- Civil Engineering Industry (0.02 MB)
With the Bargaining Council for the Civil Engineering Industry (BCCEI)representing two unions and two employer organisations, it provides services to 760 companies and 68 000 employees, much is at stake when it comes to ensuring compliance and stability in the sector.
“The council offers a range of valuable services to the civil engineering sector, but the most vital is to be deeply immersed in the complexity of the labour relations arena and assist parties to build trust and establish relationships,” says BCCEI secretary general Nick Faasen.
The council’s party members are the Building, Construction and Allied Workers Union (BCAWU) and the National Union of Mineworkers (NUM) on the employees’ side, while employers are represented by the South African Forum of Civil Engineering Contractors (SAFCEC) and the small business focused Consolidated Employers’ Organisation (CEO).
Faasen says that a level of trust is always necessary to ensure that role players are able to engage in negotiations in a way that supports finding overlapping needs and interests, listen to each other and to engage in a constructive manner.

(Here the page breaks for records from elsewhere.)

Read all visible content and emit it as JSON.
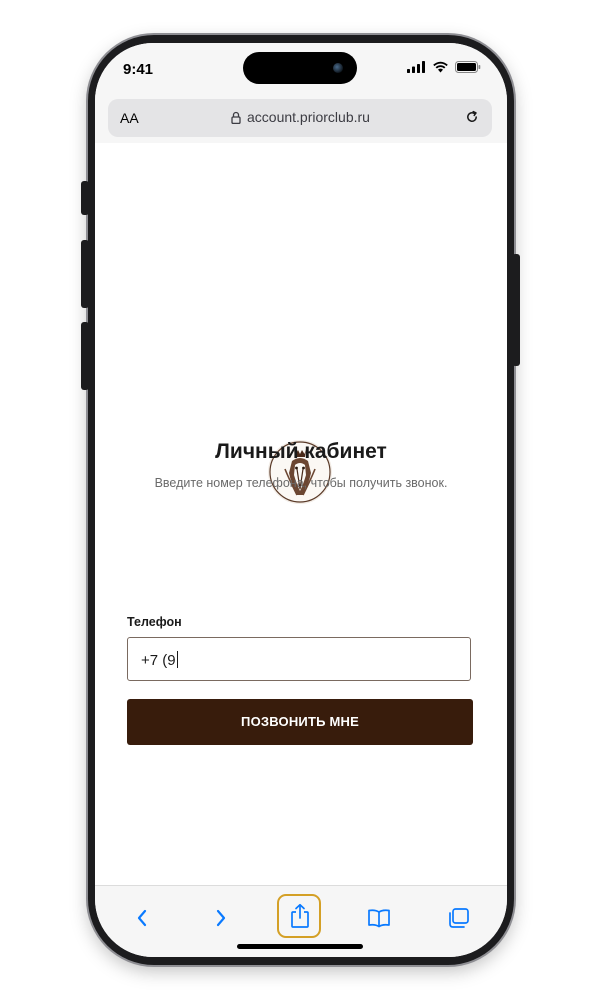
{
  "status_bar": {
    "time": "9:41"
  },
  "browser": {
    "text_size_label": "AA",
    "url": "account.priorclub.ru"
  },
  "page": {
    "title": "Личный кабинет",
    "subtitle": "Введите номер телефона, чтобы получить звонок.",
    "phone_label": "Телефон",
    "phone_value": "+7 (9",
    "call_button_label": "ПОЗВОНИТЬ МНЕ"
  },
  "toolbar": {
    "icons": [
      "back-icon",
      "forward-icon",
      "share-icon",
      "bookmarks-icon",
      "tabs-icon"
    ],
    "highlight_color": "#d4a026"
  },
  "colors": {
    "accent_button": "#381c0c",
    "link_blue": "#0a7aff"
  }
}
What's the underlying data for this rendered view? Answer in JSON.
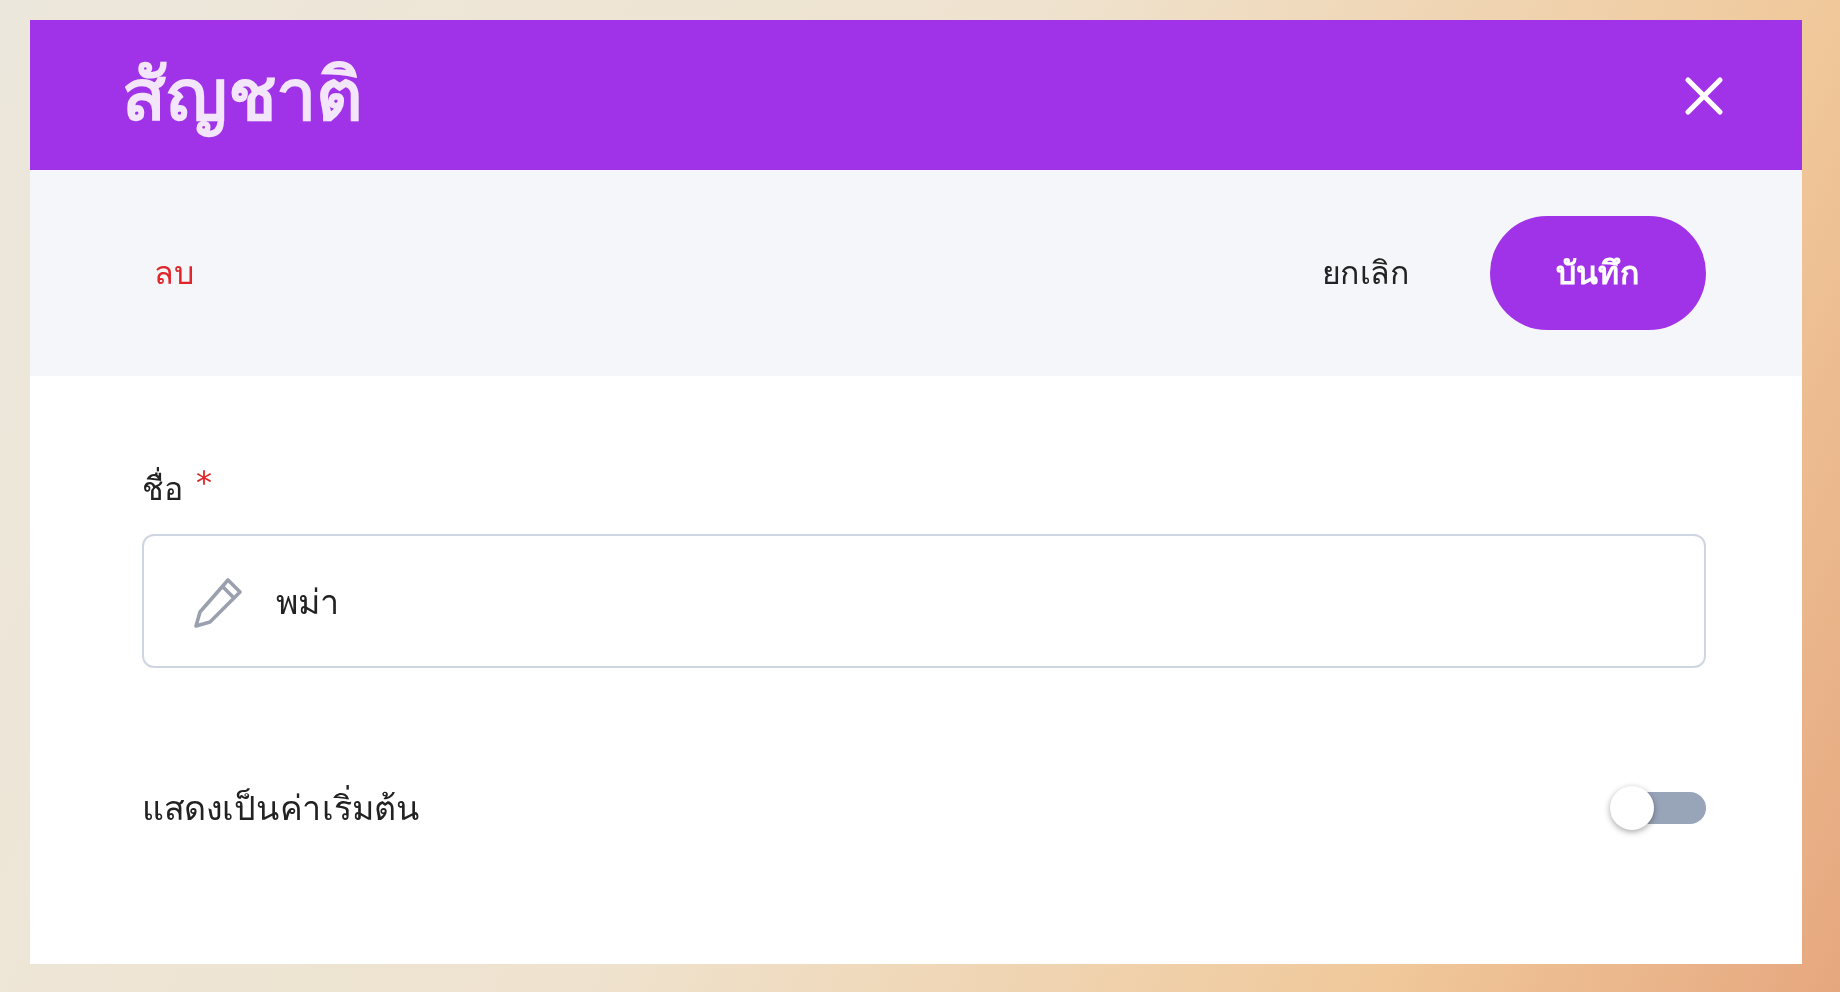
{
  "dialog": {
    "title": "สัญชาติ"
  },
  "actions": {
    "delete": "ลบ",
    "cancel": "ยกเลิก",
    "save": "บันทึก"
  },
  "fields": [
    {
      "kind": "text",
      "label": "ชื่อ",
      "required_mark": "*",
      "value": "พม่า"
    },
    {
      "kind": "toggle",
      "label": "แสดงเป็นค่าเริ่มต้น",
      "on": false
    }
  ]
}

“For this reason, the council is facilitating the building of a strong negotiating team that can bear the responsibility of keeping the industry on track to serve all stakeholders’ needs,” he says. “Many thousands of lives depend on what happens in the bargaining process, so the negotiators’ actions have widespread effects for everyone.”
As part of this process, members of the National Negotiating Forum (NNF) have been undergoing training courses to improve their negotiation skills and build relationships. During 2016 two training courses from the International Labour Organisation (ILO) were completed and in 2017 this was followed up by a Collective Bargaining/Negotiation Skills Course which paved the way for a Relationship Building Initiative workshop. Both workshops were presented by Conflict Dynamics.

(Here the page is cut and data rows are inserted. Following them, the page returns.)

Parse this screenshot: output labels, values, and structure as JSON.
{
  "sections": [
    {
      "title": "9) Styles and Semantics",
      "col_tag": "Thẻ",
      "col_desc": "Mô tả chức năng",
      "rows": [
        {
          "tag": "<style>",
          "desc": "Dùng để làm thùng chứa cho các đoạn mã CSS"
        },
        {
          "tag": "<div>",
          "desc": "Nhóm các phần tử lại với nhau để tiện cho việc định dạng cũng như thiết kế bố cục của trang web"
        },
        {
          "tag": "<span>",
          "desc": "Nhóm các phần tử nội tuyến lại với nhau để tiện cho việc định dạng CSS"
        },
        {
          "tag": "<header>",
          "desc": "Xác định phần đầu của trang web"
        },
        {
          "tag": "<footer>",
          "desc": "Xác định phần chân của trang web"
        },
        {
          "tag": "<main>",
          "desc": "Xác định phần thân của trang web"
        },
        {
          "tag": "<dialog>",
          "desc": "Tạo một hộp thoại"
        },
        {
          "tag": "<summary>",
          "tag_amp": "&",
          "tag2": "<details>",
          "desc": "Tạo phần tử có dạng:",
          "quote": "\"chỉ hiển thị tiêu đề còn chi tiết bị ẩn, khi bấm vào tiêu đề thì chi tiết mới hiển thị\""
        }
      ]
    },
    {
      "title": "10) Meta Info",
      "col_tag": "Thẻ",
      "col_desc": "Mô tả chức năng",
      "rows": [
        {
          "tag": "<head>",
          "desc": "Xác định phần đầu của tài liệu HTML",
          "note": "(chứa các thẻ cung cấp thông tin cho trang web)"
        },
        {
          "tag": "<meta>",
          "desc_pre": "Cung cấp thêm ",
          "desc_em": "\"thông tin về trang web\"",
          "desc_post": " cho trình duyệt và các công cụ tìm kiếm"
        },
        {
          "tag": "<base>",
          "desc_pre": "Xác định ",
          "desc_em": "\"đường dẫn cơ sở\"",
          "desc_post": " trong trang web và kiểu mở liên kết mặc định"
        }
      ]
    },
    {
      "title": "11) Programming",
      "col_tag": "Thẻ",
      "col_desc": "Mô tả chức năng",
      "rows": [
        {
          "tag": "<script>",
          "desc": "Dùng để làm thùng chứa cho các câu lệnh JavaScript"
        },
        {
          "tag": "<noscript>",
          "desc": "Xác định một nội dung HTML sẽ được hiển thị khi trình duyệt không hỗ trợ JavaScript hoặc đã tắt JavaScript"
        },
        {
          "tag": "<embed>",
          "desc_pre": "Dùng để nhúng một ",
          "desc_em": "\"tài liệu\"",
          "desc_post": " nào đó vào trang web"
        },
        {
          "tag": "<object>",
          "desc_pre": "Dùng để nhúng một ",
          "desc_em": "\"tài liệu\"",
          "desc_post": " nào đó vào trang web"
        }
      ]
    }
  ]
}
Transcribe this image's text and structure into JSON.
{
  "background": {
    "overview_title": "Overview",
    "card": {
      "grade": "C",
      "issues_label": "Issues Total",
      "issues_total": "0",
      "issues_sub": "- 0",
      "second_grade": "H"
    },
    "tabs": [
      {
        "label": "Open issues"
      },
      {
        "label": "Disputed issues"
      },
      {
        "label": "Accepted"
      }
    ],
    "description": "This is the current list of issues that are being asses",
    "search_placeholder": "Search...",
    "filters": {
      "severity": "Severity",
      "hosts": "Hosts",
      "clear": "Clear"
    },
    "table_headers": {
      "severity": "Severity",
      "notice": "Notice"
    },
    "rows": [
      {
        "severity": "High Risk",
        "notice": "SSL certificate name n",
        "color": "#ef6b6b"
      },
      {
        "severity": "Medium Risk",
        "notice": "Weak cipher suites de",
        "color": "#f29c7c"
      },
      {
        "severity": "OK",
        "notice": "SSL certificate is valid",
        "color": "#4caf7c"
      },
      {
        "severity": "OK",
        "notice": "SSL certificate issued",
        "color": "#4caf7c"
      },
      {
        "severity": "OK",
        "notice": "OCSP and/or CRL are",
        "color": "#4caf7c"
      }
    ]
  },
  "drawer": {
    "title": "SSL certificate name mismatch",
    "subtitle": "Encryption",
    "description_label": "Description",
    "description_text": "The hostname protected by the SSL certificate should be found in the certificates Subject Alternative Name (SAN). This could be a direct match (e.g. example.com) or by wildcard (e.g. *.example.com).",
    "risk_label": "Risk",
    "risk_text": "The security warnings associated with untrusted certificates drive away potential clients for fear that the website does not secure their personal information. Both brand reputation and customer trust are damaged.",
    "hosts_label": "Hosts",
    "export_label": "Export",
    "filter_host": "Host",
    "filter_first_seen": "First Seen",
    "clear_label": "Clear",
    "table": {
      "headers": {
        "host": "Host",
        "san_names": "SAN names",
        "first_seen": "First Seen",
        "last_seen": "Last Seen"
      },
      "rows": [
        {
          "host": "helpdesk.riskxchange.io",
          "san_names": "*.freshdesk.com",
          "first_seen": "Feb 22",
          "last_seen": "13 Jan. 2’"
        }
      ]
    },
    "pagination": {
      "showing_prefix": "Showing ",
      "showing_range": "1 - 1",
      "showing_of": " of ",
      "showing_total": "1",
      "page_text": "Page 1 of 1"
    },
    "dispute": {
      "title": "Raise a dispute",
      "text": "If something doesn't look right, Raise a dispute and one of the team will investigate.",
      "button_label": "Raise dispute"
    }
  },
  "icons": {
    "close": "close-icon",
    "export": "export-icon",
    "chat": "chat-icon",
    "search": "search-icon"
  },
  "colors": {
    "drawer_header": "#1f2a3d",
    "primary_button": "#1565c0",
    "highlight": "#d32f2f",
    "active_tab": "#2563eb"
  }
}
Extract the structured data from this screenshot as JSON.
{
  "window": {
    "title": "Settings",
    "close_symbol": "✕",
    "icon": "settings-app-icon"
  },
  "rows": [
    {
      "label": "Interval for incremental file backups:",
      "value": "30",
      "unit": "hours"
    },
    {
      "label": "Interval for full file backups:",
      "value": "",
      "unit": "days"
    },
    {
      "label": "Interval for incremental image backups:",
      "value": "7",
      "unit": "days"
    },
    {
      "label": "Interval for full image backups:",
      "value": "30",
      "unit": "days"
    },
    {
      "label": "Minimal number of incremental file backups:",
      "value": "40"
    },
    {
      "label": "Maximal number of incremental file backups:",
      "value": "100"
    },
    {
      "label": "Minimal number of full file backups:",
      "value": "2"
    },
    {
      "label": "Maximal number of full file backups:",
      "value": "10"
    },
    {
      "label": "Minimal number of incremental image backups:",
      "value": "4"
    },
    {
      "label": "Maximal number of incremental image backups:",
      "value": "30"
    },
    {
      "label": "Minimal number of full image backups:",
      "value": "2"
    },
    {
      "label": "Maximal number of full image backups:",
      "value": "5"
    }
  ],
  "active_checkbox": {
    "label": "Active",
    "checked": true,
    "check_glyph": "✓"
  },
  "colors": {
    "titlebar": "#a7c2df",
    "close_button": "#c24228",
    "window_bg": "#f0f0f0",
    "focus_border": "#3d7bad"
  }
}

The NNF intends to start their industry negotiations during the first week of February 2018, even though the Wage and Task Grade Collective Agreement only expires on 31 August 2018. During this round of negotiations the Conditions of Employment, Registration and Administration Expenses and Construction Industry Retirement Benefit Fund Collective Agreements will also be negotiated, although these only expire on 28 February 2019
The BCCEI, while just four years old, has grown its staff to 31 employees in five offices: Johannesburg, Cape Town, Port Elizabeth, East London and Durban. In a process to widen the Council’s footprint even more there is a possibility that two more offices – in the Free State and Northern Cape provinces – may open in the near future. Its annual budget has grown accordingly, from R3,2 million when it started, to its current R46 million.

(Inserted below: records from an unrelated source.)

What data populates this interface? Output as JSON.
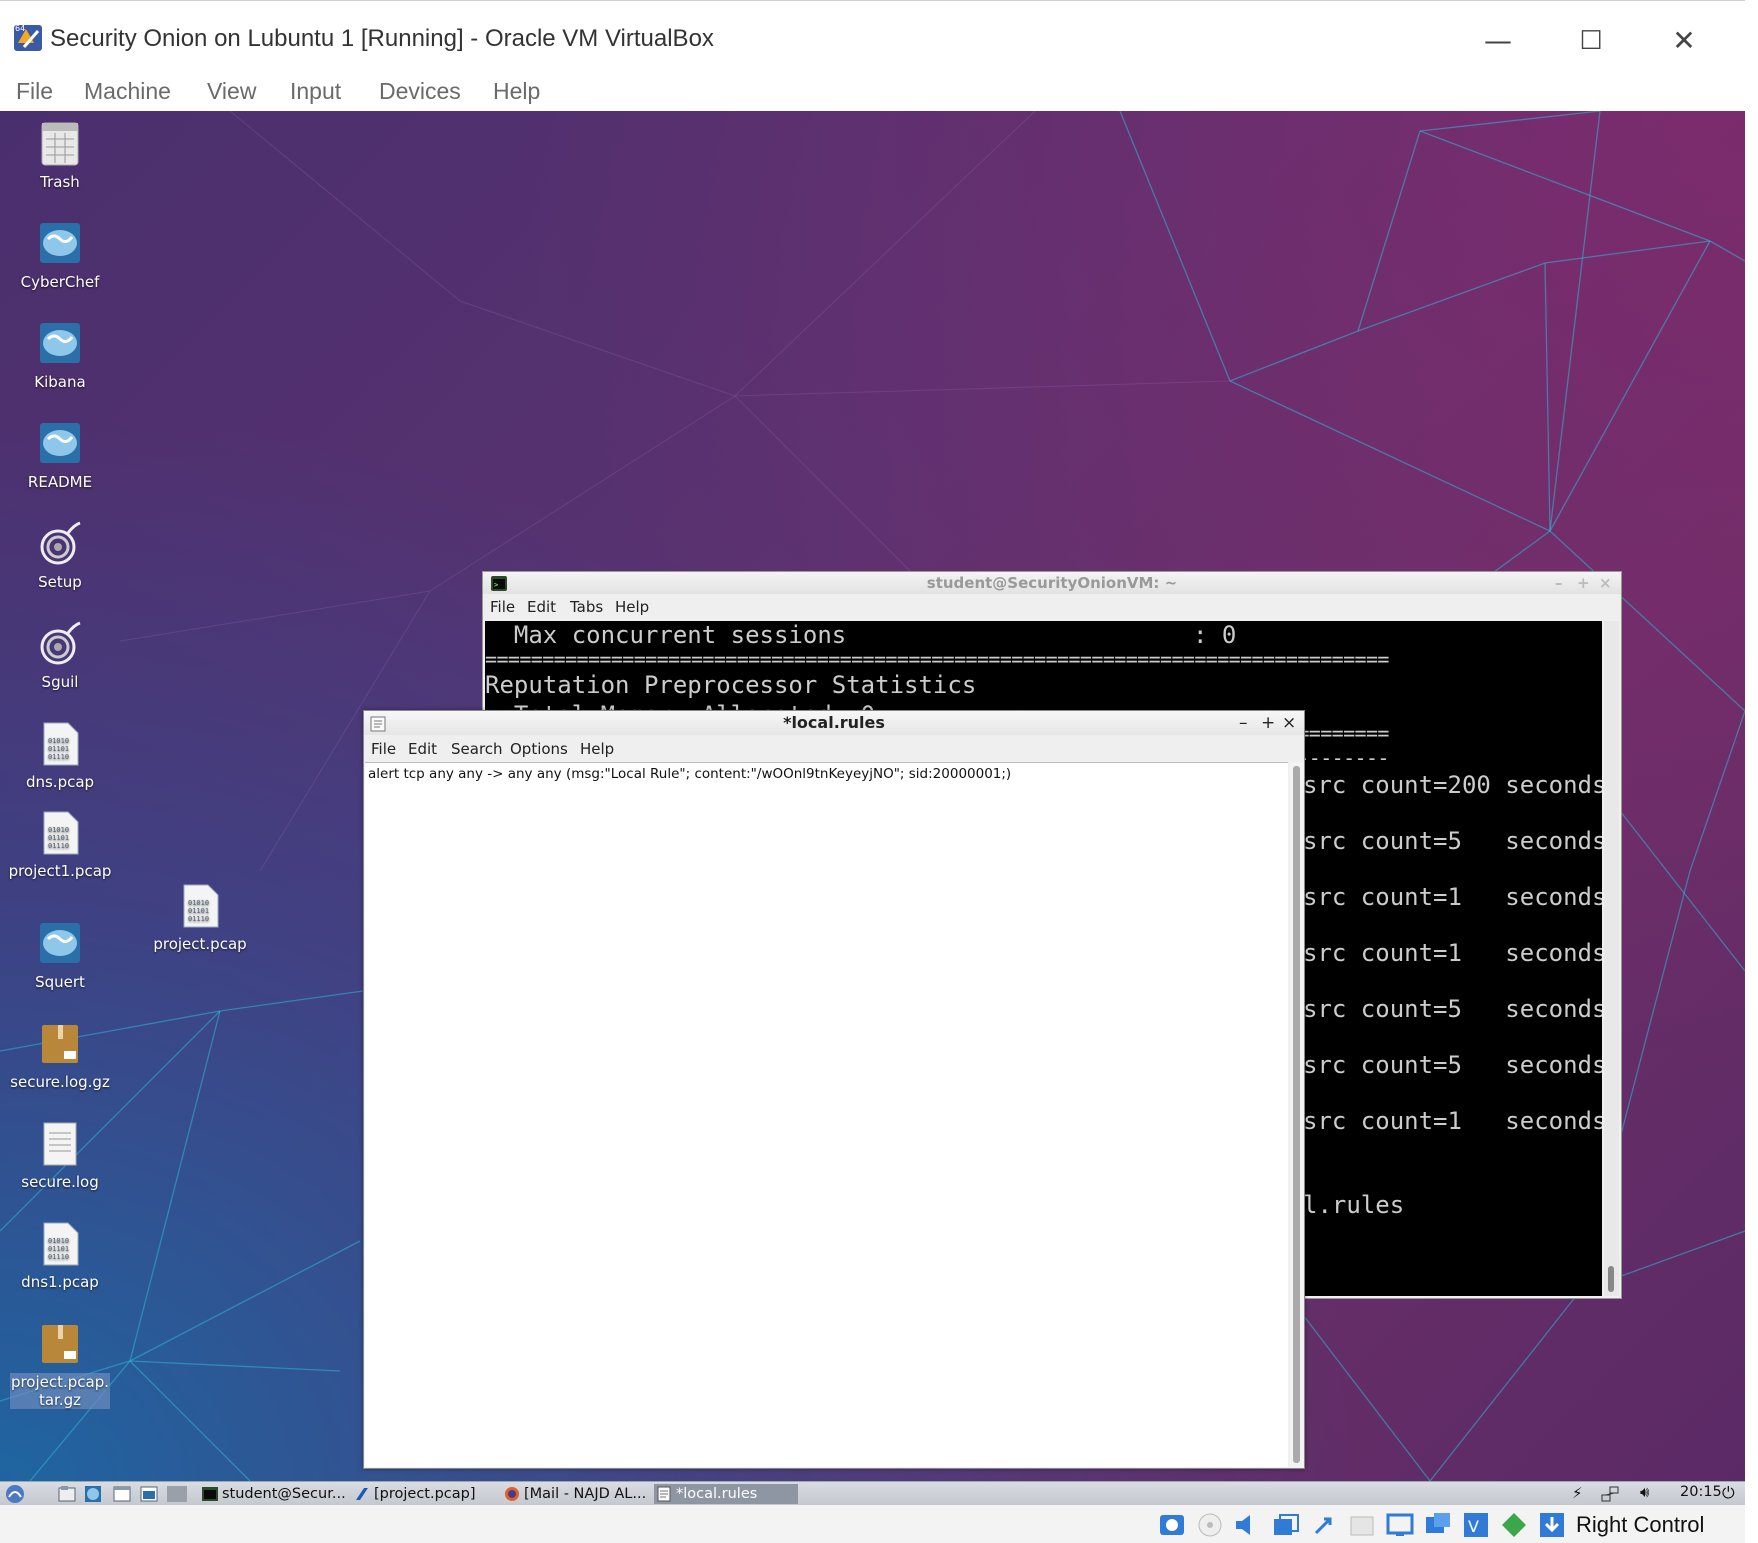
{
  "vbox": {
    "title": "Security Onion on Lubuntu 1 [Running] - Oracle VM VirtualBox",
    "menu": [
      "File",
      "Machine",
      "View",
      "Input",
      "Devices",
      "Help"
    ],
    "controls": {
      "minimize": "—",
      "maximize": "☐",
      "close": "✕"
    },
    "status_right_text": "Right Control"
  },
  "desktop_icons": [
    {
      "label": "Trash",
      "icon": "trash-icon"
    },
    {
      "label": "CyberChef",
      "icon": "globe-app-icon"
    },
    {
      "label": "Kibana",
      "icon": "globe-app-icon"
    },
    {
      "label": "README",
      "icon": "globe-app-icon"
    },
    {
      "label": "Setup",
      "icon": "onion-icon"
    },
    {
      "label": "Sguil",
      "icon": "onion-icon"
    },
    {
      "label": "dns.pcap",
      "icon": "binary-file-icon"
    },
    {
      "label": "project1.pcap",
      "icon": "binary-file-icon"
    },
    {
      "label": "Squert",
      "icon": "globe-app-icon"
    },
    {
      "label": "secure.log.gz",
      "icon": "archive-icon"
    },
    {
      "label": "secure.log",
      "icon": "text-file-icon"
    },
    {
      "label": "dns1.pcap",
      "icon": "binary-file-icon"
    },
    {
      "label": "project.pcap.tar.gz",
      "icon": "archive-icon"
    },
    {
      "label": "project.pcap",
      "icon": "binary-file-icon"
    }
  ],
  "terminal": {
    "title": "student@SecurityOnionVM: ~",
    "controls": {
      "minimize": "–",
      "maximize": "+",
      "close": "×"
    },
    "menu": [
      "File",
      "Edit",
      "Tabs",
      "Help"
    ],
    "lines": [
      "  Max concurrent sessions                        : 0",
      "===============================================================================",
      "Reputation Preprocessor Statistics",
      "  Total Memory Allocated: 0",
      "===============================================================================",
      "-------------------------------------------------------------------------------",
      "src count=200 seconds=",
      "src count=5   seconds=",
      "src count=1   seconds=",
      "src count=1   seconds=",
      "src count=5   seconds=",
      "src count=5   seconds=",
      "src count=1   seconds=",
      "l.rules"
    ]
  },
  "editor": {
    "title": "*local.rules",
    "controls": {
      "minimize": "–",
      "maximize": "+",
      "close": "×"
    },
    "menu": [
      "File",
      "Edit",
      "Search",
      "Options",
      "Help"
    ],
    "content": "alert tcp any any -> any any (msg:\"Local Rule\"; content:\"/wOOnl9tnKeyeyjNO\"; sid:20000001;)"
  },
  "taskbar": {
    "tasks": [
      "student@Secur...",
      "[project.pcap]",
      "[Mail - NAJD AL...",
      "*local.rules"
    ],
    "clock": "20:15"
  },
  "colors": {
    "accent": "#8e96a4",
    "wallpaper_purple": "#5a3270",
    "wallpaper_blue": "#1d6ea8"
  }
}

In addition to regulating employment conditions and labour relations in the civil engineering industry, the council’s services to members include training, compliance assistance and oversight of industry medical aid and provident funds.
It has also established a Dispute Resolution Centre – accredited by the Commission for Conciliation, Mediation and Arbitration (CCMA) – to conciliate and arbitrate in cases in the Civil Engineering sector where parties cannot reach a settlement.